In ihrem Talk sprach die Philosophin Ariadne von Schirach über die „Krise“, ein Wort, das aus dem Griechischen kommt und Zuspitzung bedeutet. Unsere Spezies habe ein Identitätsproblem und die Krise tobe heftig auf zwei Schauplätzen. Zum einen „geht es um strukturellen Rassismus und Bewegungen wie BLM. Es geht aber auch um Sexismus und die Tatsache, dass Frauen in Deutschland und Österreich immer noch weniger verdienen als Männer. Und es geht um die Anerkennung queerer und diverser Lebensformen, ob Transpersonen oder Menschen ohne eindeutiges Geschlecht. Und hinter all dem geht es um die Rechte derer die keine Stimme haben, um ihre Rechte einzuklagen – Geflüchtete, Ausgebeutete, Menschen im Krieg“. Der zweite Schauplatz, so Ariadne von Schirach, sei jener der Ausbeutung, die unsere Spezies an allen Formen des Lebens, den Ressourcen und am globalen Ökosystem betreibt.

Wie wir im Angesicht dessen unsere Zeit nützen, in welche Richtung wir steuern - vielleicht umreißt das die Bedeutung und die Aufgaben, mit der der Begriff Momentum uns konfrontiert. Was wollen wir tun? Was sollen wir tun, was können wir tun?

Auf der Suche nach Freiräumen

Am Freitag am Nachmittag ging es um das Thema Clubkultur. David Prieth, in Innsbruck lebender Kulturarbeiter, Aktivist, Künstler und Veranstalter, Geschäftsführer des PMK und Obmann der Innsbruck Club Commission, sprach mit Dimitri Hegemann, einem Pionier der Clubkultur und Gründer des Tresor Clubs Berlin, und Martina Brunner von der Vienna Club Commission.

Dimitri Hegemann definierte in seiner Erzählung über Berlin in den frühen 90ern als ein besonderes Momentum den Zeitpunkt nach dem Mauerfall, als es viele Freiräume in der Stadt gab, die für Clubkultur genutzt wurden, und die Menschen inspiriert und motiviert aus der Nacht gekommen seien. Clubs seien im Unterschied zu Diskotheken Räume, die katalytische und therapeutische Wirkung haben könnten, meint Hegemann. „Gib der Jugend ihren Raum zum Experimentieren” ist der Gedanke, der seiner Initiative Happy Locals zugrunde liegt. Damit will Hegemann an Orten mit weniger als 100.000 Einwohner*innen langfristig dezentrale Kulturarbeit in Gang bringen, um der Abwanderung in Ballungszentren entgegenzuwirken.
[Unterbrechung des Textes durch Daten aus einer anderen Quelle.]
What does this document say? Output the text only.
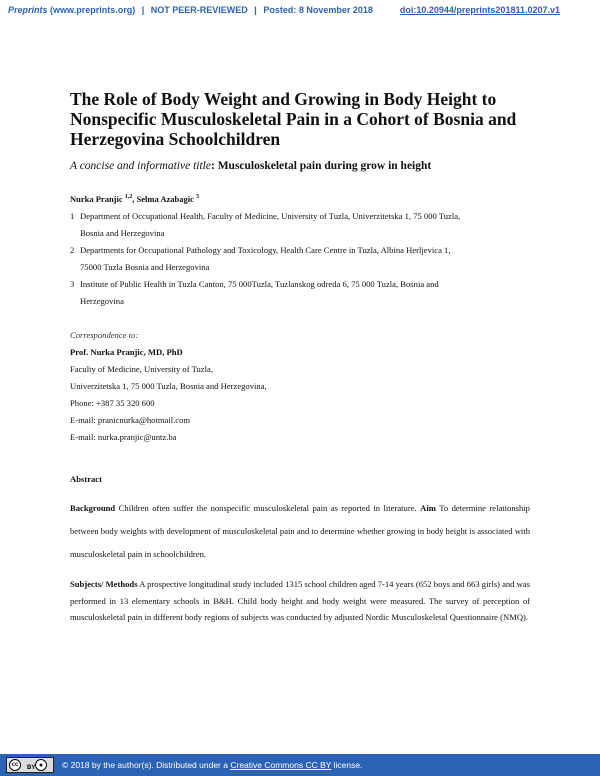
Preprints (www.preprints.org) | NOT PEER-REVIEWED | Posted: 8 November 2018	doi:10.20944/preprints201811.0207.v1
The Role of Body Weight and Growing in Body Height to Nonspecific Musculoskeletal Pain in a Cohort of Bosnia and Herzegovina Schoolchildren
A concise and informative title: Musculoskeletal pain during grow in height
Nurka Pranjic $^{1,2}$, Selma Azabagic $^3$
1 Department of Occupational Health, Faculty of Medicine, University of Tuzla, Univerzitetska 1, 75 000 Tuzla,
Bosnia and Herzegovina
2 Departments for Occupational Pathology and Toxicology, Health Care Centre in Tuzla, Albina Herljevica 1,
75000 Tuzla Bosnia and Herzegovina
3 Institute of Public Health in Tuzla Canton, 75 000Tuzla, Tuzlanskog odreda 6, 75 000 Tuzla, Bosnia and
Herzegovina
Correspondence to:
Prof. Nurka Pranjic, MD, PhD
Faculty of Medicine, University of Tuzla,
Univerzitetska 1, 75 000 Tuzla, Bosnia and Herzegovina,
Phone: +387 35 320 600
E-mail: pranicnurka@hotmail.com
E-mail: nurka.pranjic@untz.ba
Abstract
Background Children often suffer the nonspecific musculoskeletal pain as reported in literature. Aim To determine relationship between body weights with development of musculoskeletal pain and to determine whether growing in body height is associated with musculoskeletal pain in schoolchildren.
Subjects/ Methods A prospective longitudinal study included 1315 school children aged 7-14 years (652 boys and 663 girls) and was performed in 13 elementary schools in B&H. Child body height and body weight were measured. The survey of perception of musculoskeletal pain in different body regions of subjects was conducted by adjusted Nordic Musculoskeletal Questionnaire (NMQ).
cc	●
BY	© 2018 by the author(s). Distributed under a Creative Commons CC BY license.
Das Zeitempfinden aushebeln zu können ist eine Qualität der Installation „77 Million Paintings“ von Brian Eno, die im Rahmen des Elevate Festivals im Dom im Berg zu sehen ist. Auf den großen Floor des Dom im Berg - normalerweise die Hauptbühne des Festivals - ist ein Birkenwald gesetzt worden, der den Rahmen für die zu einem Stern angeordneten digitalen Bilder von Eno bildet. Es sind abstrakte Bilder, die sich nach dem Zufallsprinzip ständig neu zusammensetzen und mit dem Ambient-Soundtrack interagieren. Brian Eno spricht am Sonntag um 17.30 Uhr mit Johnny Bliss. Dieser Talk wird wie alle anderen Diskursveranstaltungen auf elevate.at/live gestreamt und ist in weiterer Folge auf der Webseite des Elevate on demand verfügbar.